I don't really know who reads these posts. Sure, there are definitely some friends in the mix but some of you are strangers to me and I to you. I don't know where you live, where you have come from or where you are going. I don't know your "story"; whether you have families, illness, struggles, heartache, infinite joy, paralyzing loneliness or all of the above. I only know that for some reason I am writing something that you are choosing to read. Perhaps it will make you smile, or laugh or cry. Maybe you stumbled upon it and were just curious or bored. Whatever the reason I want you to know that I'm glad we met. I'm glad you are here. With me. Right now. 

I'm glad you saw this today so that you know that THIS is all in good fun. THIS can be light-hearted. THIS can be heavy but at the end of the day, this is one woman's thoughts: my transparency and vulnerability. It is an expression of the things that I love, fear, hate, wrestle with, weep about, laugh about and mostly need to let out.

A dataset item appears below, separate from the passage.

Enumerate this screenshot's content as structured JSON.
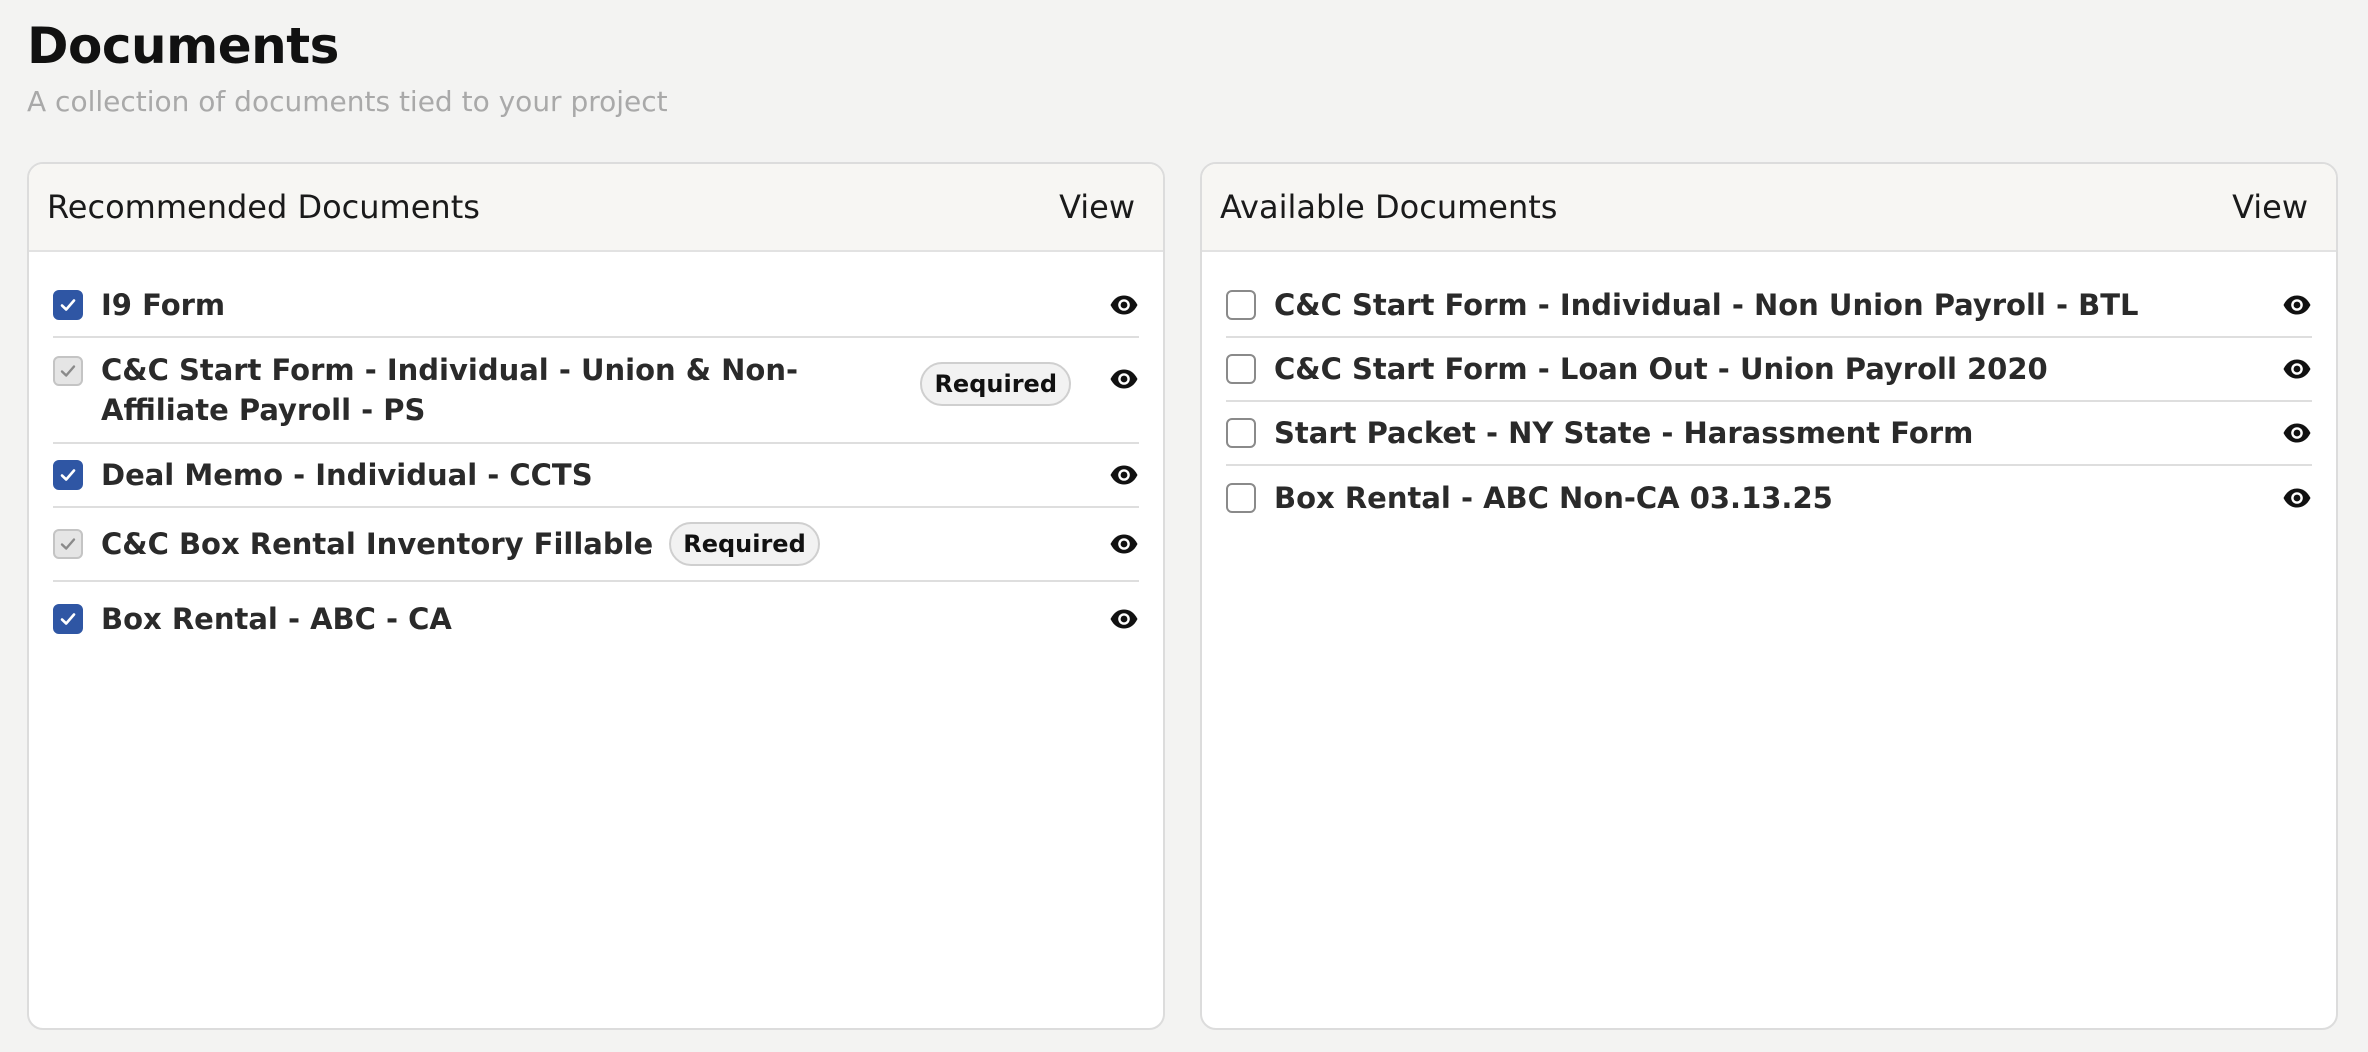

I believe that authenticity is what life's about. And even if you've forgotten that, find that girl or guy in there who knows better - the person who knows that the BEST accessory is their smile, their open heart; their REAL self. Find the person who knows that nothing on the outside can make you beautiful if the inside is dark and bitter and hidden from truth. Find the person who knows that you CAN face tomorrow. Because we will. Together. 

Maybe you fell, hell, maybe you're like me and you've fallen so many times you wonder IF and HOW you keep standing up again. But if you rise (again), you might just be stronger this time or the time after. Just don't give up. Maybe that "lesson" you learned could give you wings to fly? Maybe you don't need the encouragement at all. . .but then again, maybe you do.